Pengikut

APUDSI Peringatkan Imbas Geopolitik Venezuela–AS ke Ekonomi Desa: Jangan Jadikan Desa Korban, Serukan Sikap Nasional Minta Semua Pihak Tidak Reaktif

Redaksi
Januari 04, 2026 | Januari 04, 2026 WIB Last Updated 2026-01-04T13:41:43Z
Jakarta, detiksatu.com || APUDSI memperingatkan dampak ketegangan Venezuela–AS terhadap ekonomi desa jangan reaktif, ekonomi desa tak boleh jadi korban.
Asosiasi Pelaku Usaha Desa Seluruh Indonesia (APUDSI) menyampaikan sikap resmi menyikapi perkembangan ketegangan geopolitik global antara Venezuela dan Amerika Serikat yang dinilai berpotensi memberikan dampak luas terhadap perekonomian dunia, termasuk Indonesia. Ketua Umum APUDSI.

Maulidan Isbar, menegaskan bahwa dinamika geopolitik global tersebut tidak boleh disikapi secara reaktif, terlebih jika berpotensi merugikan ekonomi desa sebagai fondasi ketahanan nasional.

Pernyataan tersebut disampaikan Maulidan menyusul meningkatnya eskalasi ketegangan politik dan ekonomi antara kedua negara yang memiliki implikasi besar terhadap stabilitas pasar energi global. Menurutnya, dalam sistem ekonomi dunia yang saling terhubung, setiap gejolak besar hampir pasti akan berimbas hingga ke lapisan ekonomi paling bawah, termasuk desa-desa di Indonesia.
“Dalam dunia yang saling terhubung seperti hari ini, tidak ada peristiwa besar yang benar-benar berdiri sendiri. Gejolak geopolitik, khususnya yang berkaitan dengan energi, pada akhirnya akan dirasakan hingga ke desa ke pelaku UMKM desa, koperasi, BUMDes, hingga ekonomi rakyat secara keseluruhan,” ujar Maulidan Isbar dalam keterangannya, Minggu (4/1/2026).
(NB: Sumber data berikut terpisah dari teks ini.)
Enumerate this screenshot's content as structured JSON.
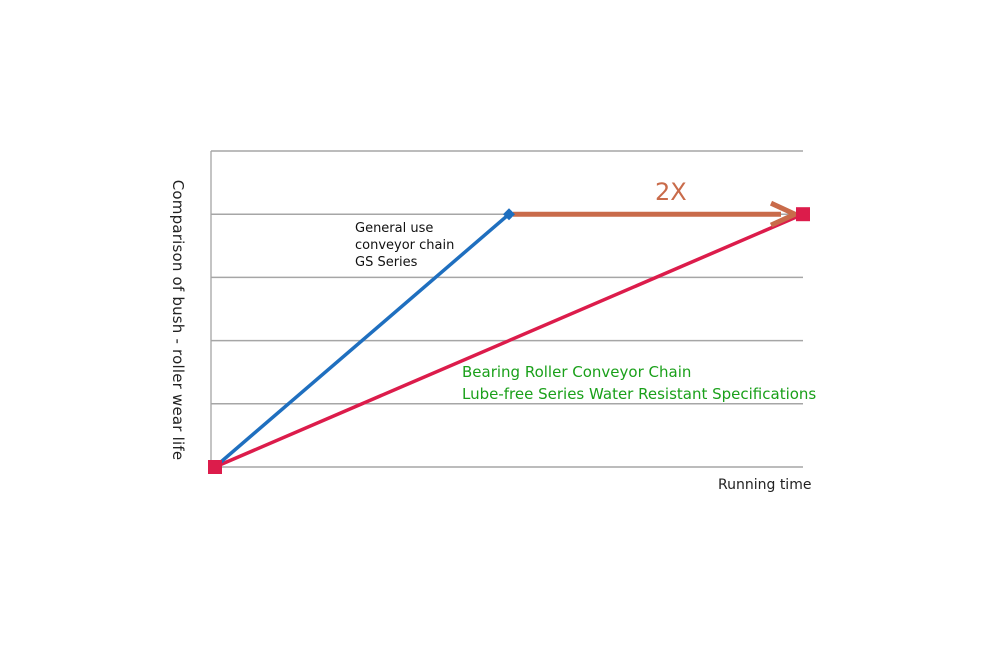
{
  "chart_data": {
    "type": "line",
    "xlabel": "Running time",
    "ylabel": "Comparison of bush - roller wear life",
    "xlim": [
      0,
      2
    ],
    "ylim": [
      0,
      5
    ],
    "grid": true,
    "gridlines_y": [
      1,
      2,
      3,
      4,
      5
    ],
    "series": [
      {
        "labels": [
          "General use",
          "conveyor chain",
          "GS Series"
        ],
        "color": "#1f6fbf",
        "marker": "diamond",
        "x": [
          0,
          1
        ],
        "y": [
          0,
          4
        ]
      },
      {
        "labels": [
          "Bearing Roller Conveyor Chain",
          "Lube-free Series Water Resistant Specifications"
        ],
        "color": "#dc1c4b",
        "marker": "square",
        "x": [
          0,
          2
        ],
        "y": [
          0,
          4
        ]
      }
    ],
    "annotations": [
      {
        "text": "2X",
        "type": "arrow",
        "from": [
          1,
          4
        ],
        "to": [
          2,
          4
        ],
        "color": "#c96b4a"
      }
    ]
  }
}
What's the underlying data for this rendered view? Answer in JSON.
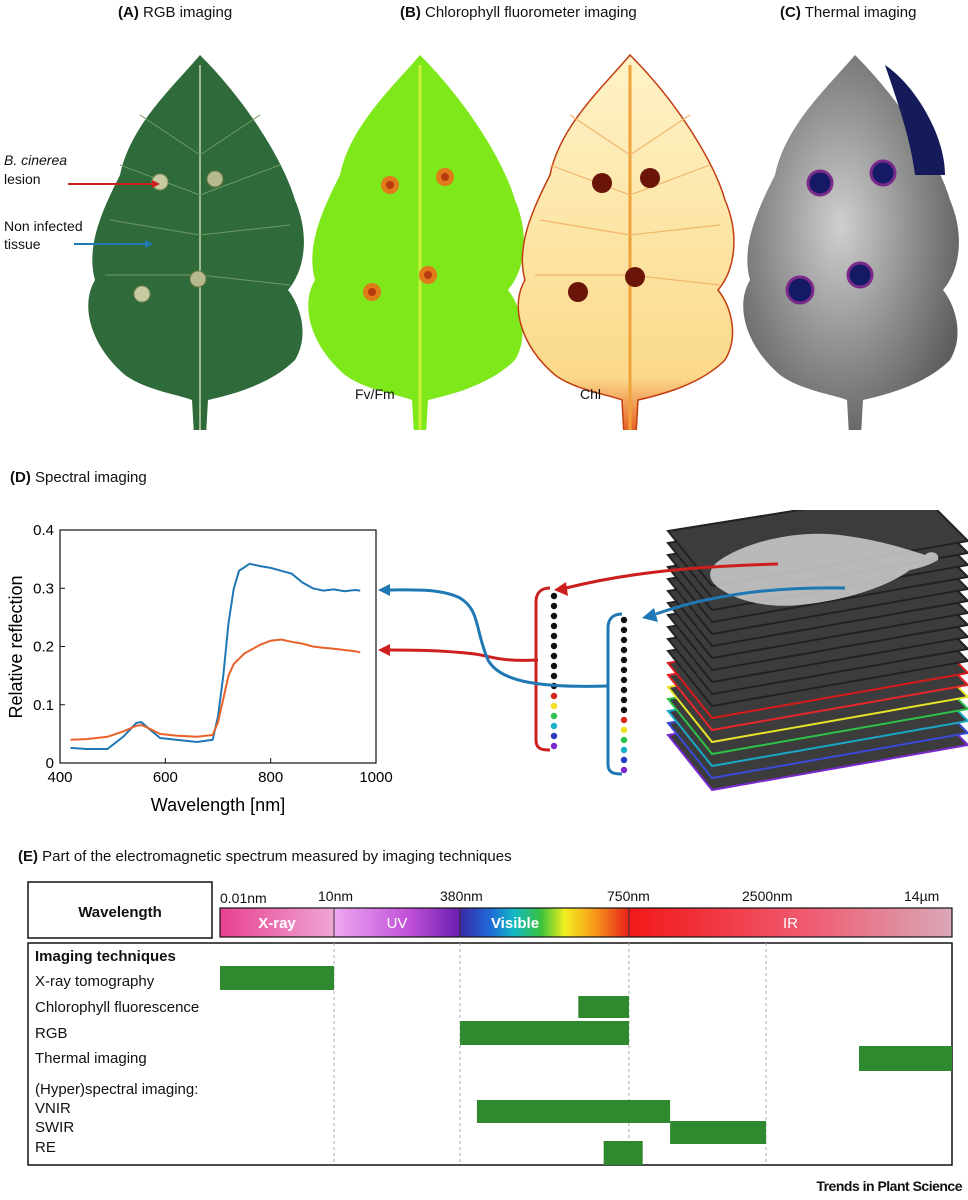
{
  "panels": {
    "a": {
      "tag": "(A)",
      "title": "RGB imaging"
    },
    "b": {
      "tag": "(B)",
      "title": "Chlorophyll fluorometer imaging"
    },
    "c": {
      "tag": "(C)",
      "title": "Thermal imaging"
    },
    "d": {
      "tag": "(D)",
      "title": "Spectral imaging"
    },
    "e": {
      "tag": "(E)",
      "title": "Part of the electromagnetic spectrum measured by imaging techniques"
    }
  },
  "annotations": {
    "lesion_species": "B. cinerea",
    "lesion_word": "lesion",
    "non_infected_line1": "Non infected",
    "non_infected_line2": "tissue",
    "fvfm": "Fv/Fm",
    "chl": "Chl"
  },
  "colors": {
    "leaf_green": "#2f6b3a",
    "fluor_green": "#7ee81a",
    "chl_yellow": "#fde9a8",
    "blue_curve": "#1f77b4",
    "orange_curve": "#e8622a",
    "red_arrow": "#cc1f1f",
    "bar_green": "#2f8a2f"
  },
  "chart_data": {
    "type": "line",
    "xlabel": "Wavelength [nm]",
    "ylabel": "Relative reflection",
    "xlim": [
      400,
      1000
    ],
    "ylim": [
      0,
      0.4
    ],
    "xticks": [
      400,
      600,
      800,
      1000
    ],
    "yticks": [
      0,
      0.1,
      0.2,
      0.3,
      0.4
    ],
    "ytick_labels": [
      "0",
      "0.1",
      "0.2",
      "0.3",
      "0.4"
    ],
    "series": [
      {
        "name": "Non infected tissue",
        "color": "#1f77b4",
        "x": [
          420,
          450,
          490,
          520,
          545,
          555,
          570,
          590,
          620,
          660,
          690,
          700,
          710,
          720,
          730,
          740,
          760,
          780,
          800,
          820,
          840,
          860,
          880,
          900,
          920,
          940,
          960,
          970
        ],
        "y": [
          0.026,
          0.024,
          0.024,
          0.045,
          0.069,
          0.07,
          0.058,
          0.043,
          0.04,
          0.036,
          0.04,
          0.08,
          0.15,
          0.24,
          0.3,
          0.33,
          0.342,
          0.338,
          0.335,
          0.33,
          0.325,
          0.31,
          0.3,
          0.296,
          0.298,
          0.295,
          0.297,
          0.296
        ]
      },
      {
        "name": "B. cinerea lesion",
        "color": "#e8622a",
        "x": [
          420,
          450,
          490,
          520,
          545,
          555,
          570,
          590,
          620,
          660,
          690,
          700,
          710,
          720,
          730,
          750,
          780,
          800,
          820,
          840,
          860,
          880,
          900,
          920,
          940,
          960,
          970
        ],
        "y": [
          0.04,
          0.041,
          0.045,
          0.054,
          0.064,
          0.065,
          0.059,
          0.05,
          0.047,
          0.045,
          0.048,
          0.07,
          0.11,
          0.15,
          0.17,
          0.188,
          0.203,
          0.21,
          0.212,
          0.208,
          0.205,
          0.2,
          0.198,
          0.196,
          0.194,
          0.192,
          0.19
        ]
      }
    ]
  },
  "spectrum": {
    "row_label": "Wavelength",
    "ticks": [
      "0.01nm",
      "10nm",
      "380nm",
      "750nm",
      "2500nm",
      "14µm"
    ],
    "bands": [
      "X-ray",
      "UV",
      "Visible",
      "IR"
    ]
  },
  "techniques": {
    "heading": "Imaging techniques",
    "rows": [
      {
        "label": "X-ray tomography",
        "start": 0.0,
        "end": 1.0
      },
      {
        "label": "Chlorophyll fluorescence",
        "start": 2.7,
        "end": 3.0
      },
      {
        "label": "RGB",
        "start": 2.0,
        "end": 3.0
      },
      {
        "label": "Thermal imaging",
        "start": 4.5,
        "end": 5.0
      },
      {
        "label": "(Hyper)spectral imaging:",
        "start": null,
        "end": null
      },
      {
        "label": "VNIR",
        "start": 2.1,
        "end": 3.3
      },
      {
        "label": "SWIR",
        "start": 3.3,
        "end": 4.0
      },
      {
        "label": "RE",
        "start": 2.85,
        "end": 3.1
      }
    ]
  },
  "footer": {
    "source": "Trends in Plant Science"
  }
}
APUDSI menilai ketegangan Venezuela–Amerika Serikat tidak dapat dipandang semata sebagai isu politik internasional. Venezuela, yang diketahui memiliki cadangan minyak terbesar di dunia, memegang posisi strategis dalam peta energi global. Namun, persoalan struktural, sanksi internasional, dan dinamika politik internal membuat potensi tersebut belum dapat dimanfaatkan secara optimal. Kondisi ini, menurut APUDSI, berpotensi memicu volatilitas harga energi dunia.

Maulidan menjelaskan bahwa fluktuasi harga energi global memiliki korelasi langsung terhadap biaya logistik nasional. Kenaikan harga bahan bakar akan berdampak pada ongkos transportasi dan distribusi barang, termasuk distribusi hasil produksi desa. Sementara itu, pelaku usaha desa selama ini beroperasi dengan margin keuntungan yang terbatas dan sangat sensitif terhadap kenaikan biaya produksi.
“Jika biaya logistik naik, maka yang paling rentan terdampak adalah pelaku ekonomi desa. Mereka tidak memiliki ruang penyesuaian sebesar pelaku usaha besar. Oleh karena itu, ekonomi desa tidak boleh menjadi korban dari situasi global yang tidak mereka ciptakan,” tegasnya.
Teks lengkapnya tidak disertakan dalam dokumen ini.